Almost a month since my last post. Shameful. The good news is, this means I’ve been busy. The bad news is I got out of the habit. So I begin again.
“Good morning, young lady, how are you?”
This had been my greeting every morning for nearly a year now. It came from the cheerful and peppy voice of my bus driver. I was reflecting this morning about the people we see every day who become constants in the commuter routine. So constant they nearly go unnoticed–until they disappear. And the absence leaves a gaping hole.
There are two constants in my morning commute: the Mr. Miyagi-look-alike pigeon feeding homeless man who stands against the Borders between K and L and my bus driver. Route 61. I never learned his name; he never learned mine. But he created a consistency and dependability to my day that I never knew I really enjoyed.
I knew the day was coming; he gave weeks of warning. Something about a new route, split shifts, shortened schedules, and reduced pay. I wasn’t ready, though. Not ready at all. Mr. Bus Driver had to be the friendliest, most upbeat driver in all of Virginia, if not the United States. Generally, I am skeptical of the uber-happy. Too saccharine. Too sweet. Makes me twitch. And, admittedly, the first few weeks on the route he kind of drove me crazy. But somewhere along the way I was lulled into his kind words and reliable one-liners. Quite simply, he won me over.
Perhaps it was his consistency. He was a man to be counted on. He always arrived on time, creeping away slowly if a regular had not yet boarded, fearful of leaving anyone behind. The one day he arrived too early–leaving many of us to walk–he apologized personally to each of us as we boarded the bus the next day. He broke the rules by stopping wherever you were to let you on if you flagged him down. The value of this kind of consistency in the morning cannot be overstated.

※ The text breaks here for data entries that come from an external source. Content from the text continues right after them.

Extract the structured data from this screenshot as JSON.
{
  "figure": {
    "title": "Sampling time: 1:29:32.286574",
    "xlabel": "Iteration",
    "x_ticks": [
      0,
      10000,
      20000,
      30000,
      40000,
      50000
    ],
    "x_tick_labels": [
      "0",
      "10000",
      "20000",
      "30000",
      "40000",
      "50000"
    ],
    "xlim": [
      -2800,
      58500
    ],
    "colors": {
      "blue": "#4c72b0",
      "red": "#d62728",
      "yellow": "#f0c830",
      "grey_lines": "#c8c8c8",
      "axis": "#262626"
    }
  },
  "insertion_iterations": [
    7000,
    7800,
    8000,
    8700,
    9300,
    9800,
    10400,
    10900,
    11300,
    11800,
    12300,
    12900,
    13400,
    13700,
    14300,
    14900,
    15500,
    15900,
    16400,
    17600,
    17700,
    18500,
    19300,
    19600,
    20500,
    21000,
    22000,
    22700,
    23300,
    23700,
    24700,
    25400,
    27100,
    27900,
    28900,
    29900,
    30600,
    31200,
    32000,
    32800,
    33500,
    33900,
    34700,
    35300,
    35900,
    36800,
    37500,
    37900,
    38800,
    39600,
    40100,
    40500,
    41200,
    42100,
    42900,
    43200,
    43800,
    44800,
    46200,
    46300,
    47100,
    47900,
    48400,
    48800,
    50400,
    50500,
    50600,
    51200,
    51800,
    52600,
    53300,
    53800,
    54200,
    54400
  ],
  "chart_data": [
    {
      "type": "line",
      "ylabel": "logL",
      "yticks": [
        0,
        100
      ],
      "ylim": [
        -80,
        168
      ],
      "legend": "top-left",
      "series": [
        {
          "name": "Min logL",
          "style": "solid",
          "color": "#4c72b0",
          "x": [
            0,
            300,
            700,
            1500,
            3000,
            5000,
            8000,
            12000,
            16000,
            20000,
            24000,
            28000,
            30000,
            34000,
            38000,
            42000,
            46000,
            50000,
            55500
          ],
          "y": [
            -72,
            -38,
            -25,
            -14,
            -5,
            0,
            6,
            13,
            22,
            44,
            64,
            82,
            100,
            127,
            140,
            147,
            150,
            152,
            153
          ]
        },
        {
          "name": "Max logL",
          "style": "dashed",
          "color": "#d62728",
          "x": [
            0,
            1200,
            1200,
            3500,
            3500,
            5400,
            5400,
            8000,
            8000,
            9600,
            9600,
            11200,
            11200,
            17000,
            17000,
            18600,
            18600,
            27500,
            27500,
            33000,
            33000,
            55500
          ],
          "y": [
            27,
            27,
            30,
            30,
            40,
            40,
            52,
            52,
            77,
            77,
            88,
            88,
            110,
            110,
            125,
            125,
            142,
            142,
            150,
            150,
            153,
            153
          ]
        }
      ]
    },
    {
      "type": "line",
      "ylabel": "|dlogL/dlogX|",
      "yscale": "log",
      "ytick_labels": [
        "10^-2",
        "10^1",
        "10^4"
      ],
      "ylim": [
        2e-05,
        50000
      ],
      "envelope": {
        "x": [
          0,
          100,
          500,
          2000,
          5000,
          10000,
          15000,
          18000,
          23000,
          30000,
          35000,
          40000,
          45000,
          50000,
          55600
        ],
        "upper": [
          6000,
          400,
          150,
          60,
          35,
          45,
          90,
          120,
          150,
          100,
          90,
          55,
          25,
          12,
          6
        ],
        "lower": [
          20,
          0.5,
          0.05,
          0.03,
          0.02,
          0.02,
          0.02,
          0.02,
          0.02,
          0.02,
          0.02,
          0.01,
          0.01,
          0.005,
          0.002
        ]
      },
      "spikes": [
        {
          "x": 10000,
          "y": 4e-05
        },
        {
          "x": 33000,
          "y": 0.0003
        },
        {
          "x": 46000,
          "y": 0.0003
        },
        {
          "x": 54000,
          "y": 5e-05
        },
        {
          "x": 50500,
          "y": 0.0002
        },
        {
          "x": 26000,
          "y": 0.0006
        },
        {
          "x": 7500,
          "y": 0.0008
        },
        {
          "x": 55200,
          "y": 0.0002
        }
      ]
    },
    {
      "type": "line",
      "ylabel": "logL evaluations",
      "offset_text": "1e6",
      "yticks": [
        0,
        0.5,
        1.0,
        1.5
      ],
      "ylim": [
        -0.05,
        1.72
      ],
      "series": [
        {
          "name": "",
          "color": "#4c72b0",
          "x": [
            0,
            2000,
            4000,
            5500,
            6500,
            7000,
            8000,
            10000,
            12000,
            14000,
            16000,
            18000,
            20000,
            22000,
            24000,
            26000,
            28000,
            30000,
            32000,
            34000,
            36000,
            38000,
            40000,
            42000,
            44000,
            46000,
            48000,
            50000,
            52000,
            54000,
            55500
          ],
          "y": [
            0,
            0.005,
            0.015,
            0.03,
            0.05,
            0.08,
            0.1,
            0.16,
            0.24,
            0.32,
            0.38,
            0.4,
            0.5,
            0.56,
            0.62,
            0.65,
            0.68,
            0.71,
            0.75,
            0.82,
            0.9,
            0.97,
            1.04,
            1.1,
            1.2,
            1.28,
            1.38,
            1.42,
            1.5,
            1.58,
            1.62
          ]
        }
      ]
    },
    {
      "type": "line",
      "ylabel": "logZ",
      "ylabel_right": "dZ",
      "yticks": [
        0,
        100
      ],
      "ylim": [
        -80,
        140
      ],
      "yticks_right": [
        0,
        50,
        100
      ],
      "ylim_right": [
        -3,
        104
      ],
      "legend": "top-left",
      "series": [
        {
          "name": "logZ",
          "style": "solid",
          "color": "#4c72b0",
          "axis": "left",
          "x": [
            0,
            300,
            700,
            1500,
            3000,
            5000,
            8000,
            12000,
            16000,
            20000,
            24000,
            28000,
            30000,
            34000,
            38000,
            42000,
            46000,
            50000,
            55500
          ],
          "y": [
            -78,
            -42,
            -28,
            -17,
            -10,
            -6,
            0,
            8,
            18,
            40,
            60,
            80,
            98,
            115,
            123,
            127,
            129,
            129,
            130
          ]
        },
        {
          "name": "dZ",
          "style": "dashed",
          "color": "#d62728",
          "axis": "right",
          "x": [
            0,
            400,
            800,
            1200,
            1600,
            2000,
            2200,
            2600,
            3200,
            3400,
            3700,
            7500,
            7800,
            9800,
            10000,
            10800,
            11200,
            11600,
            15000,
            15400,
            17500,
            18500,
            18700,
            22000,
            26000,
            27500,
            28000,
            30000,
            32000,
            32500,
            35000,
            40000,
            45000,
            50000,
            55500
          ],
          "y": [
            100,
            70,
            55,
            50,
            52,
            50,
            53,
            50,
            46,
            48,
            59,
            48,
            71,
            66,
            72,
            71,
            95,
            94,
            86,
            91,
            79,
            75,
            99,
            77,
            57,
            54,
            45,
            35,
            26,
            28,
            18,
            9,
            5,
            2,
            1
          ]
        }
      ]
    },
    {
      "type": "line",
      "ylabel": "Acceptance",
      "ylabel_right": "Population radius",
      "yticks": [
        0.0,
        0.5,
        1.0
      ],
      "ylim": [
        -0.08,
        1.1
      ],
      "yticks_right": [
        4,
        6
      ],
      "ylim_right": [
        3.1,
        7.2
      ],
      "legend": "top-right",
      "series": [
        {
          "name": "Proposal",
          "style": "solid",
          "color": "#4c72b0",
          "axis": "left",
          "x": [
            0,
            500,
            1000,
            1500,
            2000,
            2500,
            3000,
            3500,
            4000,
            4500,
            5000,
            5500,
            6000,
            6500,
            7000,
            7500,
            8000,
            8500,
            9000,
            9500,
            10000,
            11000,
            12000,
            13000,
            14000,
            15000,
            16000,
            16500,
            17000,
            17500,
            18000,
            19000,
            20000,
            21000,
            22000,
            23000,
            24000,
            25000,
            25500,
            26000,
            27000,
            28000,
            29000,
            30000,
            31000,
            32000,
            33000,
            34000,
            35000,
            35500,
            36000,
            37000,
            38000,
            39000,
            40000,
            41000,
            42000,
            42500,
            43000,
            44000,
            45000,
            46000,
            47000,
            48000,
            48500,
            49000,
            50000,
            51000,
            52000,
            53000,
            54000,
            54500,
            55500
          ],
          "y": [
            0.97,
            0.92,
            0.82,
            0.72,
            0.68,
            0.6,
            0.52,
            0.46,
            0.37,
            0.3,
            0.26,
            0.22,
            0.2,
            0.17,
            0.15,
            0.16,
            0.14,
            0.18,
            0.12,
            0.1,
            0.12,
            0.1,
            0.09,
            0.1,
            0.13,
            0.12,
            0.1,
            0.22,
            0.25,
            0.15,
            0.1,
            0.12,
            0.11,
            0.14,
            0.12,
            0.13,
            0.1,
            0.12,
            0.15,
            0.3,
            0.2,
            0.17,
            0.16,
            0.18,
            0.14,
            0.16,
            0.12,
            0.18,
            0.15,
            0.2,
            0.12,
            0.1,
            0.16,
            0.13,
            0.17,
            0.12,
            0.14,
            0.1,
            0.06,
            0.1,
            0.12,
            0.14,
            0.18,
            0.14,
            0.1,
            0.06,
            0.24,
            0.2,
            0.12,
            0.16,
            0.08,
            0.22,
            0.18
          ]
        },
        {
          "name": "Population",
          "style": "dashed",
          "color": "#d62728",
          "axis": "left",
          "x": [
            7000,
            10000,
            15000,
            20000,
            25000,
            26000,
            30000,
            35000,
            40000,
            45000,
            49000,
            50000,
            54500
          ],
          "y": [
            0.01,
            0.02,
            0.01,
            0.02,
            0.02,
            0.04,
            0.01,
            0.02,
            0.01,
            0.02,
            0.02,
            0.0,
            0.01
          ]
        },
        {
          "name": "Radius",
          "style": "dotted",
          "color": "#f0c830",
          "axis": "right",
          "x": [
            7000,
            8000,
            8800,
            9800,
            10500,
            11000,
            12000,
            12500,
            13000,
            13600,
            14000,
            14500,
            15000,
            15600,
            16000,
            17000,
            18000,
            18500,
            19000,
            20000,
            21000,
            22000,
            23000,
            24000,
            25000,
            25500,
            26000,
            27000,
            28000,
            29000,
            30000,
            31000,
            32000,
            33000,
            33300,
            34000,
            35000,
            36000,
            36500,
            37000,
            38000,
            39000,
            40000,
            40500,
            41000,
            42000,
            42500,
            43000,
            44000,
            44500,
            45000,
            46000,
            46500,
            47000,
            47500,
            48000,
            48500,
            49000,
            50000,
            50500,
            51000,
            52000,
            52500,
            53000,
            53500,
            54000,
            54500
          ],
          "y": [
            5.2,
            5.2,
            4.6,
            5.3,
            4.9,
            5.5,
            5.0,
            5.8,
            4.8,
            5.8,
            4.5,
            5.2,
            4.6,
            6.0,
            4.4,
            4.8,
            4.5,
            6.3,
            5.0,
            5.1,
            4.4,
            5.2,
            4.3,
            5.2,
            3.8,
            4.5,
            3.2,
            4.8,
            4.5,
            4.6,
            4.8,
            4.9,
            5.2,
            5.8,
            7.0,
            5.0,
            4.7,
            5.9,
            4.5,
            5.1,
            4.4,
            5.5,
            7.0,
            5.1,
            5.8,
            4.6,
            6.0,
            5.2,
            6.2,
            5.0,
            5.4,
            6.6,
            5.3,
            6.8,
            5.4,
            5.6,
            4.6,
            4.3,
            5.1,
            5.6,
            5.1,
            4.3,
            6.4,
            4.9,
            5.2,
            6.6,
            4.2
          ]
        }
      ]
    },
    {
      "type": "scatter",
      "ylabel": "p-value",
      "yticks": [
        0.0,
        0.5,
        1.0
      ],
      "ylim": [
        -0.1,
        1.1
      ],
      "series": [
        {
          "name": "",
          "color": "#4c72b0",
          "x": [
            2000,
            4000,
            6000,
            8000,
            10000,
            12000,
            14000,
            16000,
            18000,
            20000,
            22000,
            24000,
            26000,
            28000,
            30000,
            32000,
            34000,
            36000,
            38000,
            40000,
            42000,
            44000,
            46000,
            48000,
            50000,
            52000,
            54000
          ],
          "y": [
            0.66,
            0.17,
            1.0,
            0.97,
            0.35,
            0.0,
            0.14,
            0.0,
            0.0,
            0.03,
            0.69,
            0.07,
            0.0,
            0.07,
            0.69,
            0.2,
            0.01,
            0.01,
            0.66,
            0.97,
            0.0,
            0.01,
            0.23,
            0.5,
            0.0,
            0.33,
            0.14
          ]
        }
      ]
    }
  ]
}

His one-liners while easing the bus into the metro stop became my favorite part of the commute–which would he go with today?! Would it be “The weather is great out there. Let’s be great with it,” or “Have a great day! Say hi to President Obama for me,” or his old standby, “Go out there and make the world a better place.”
New Mr. Bus Driver started today. The sadness among the 7:49am commuters was palpable. It went unspoken but understood that a key part of our commute was missing and would never be replaced. The new driver seems nice enough, but a bit quiet for my taste. I think he muffled a “have a nice day” following my “thank you” upon exit. In fairness, he doesn’t realize the legend he succeeded. He has no way of knowing the proper response to my morning thank you is: “stay beautiful, young lady.”
I said it silently to myself, but it wasn’t the same.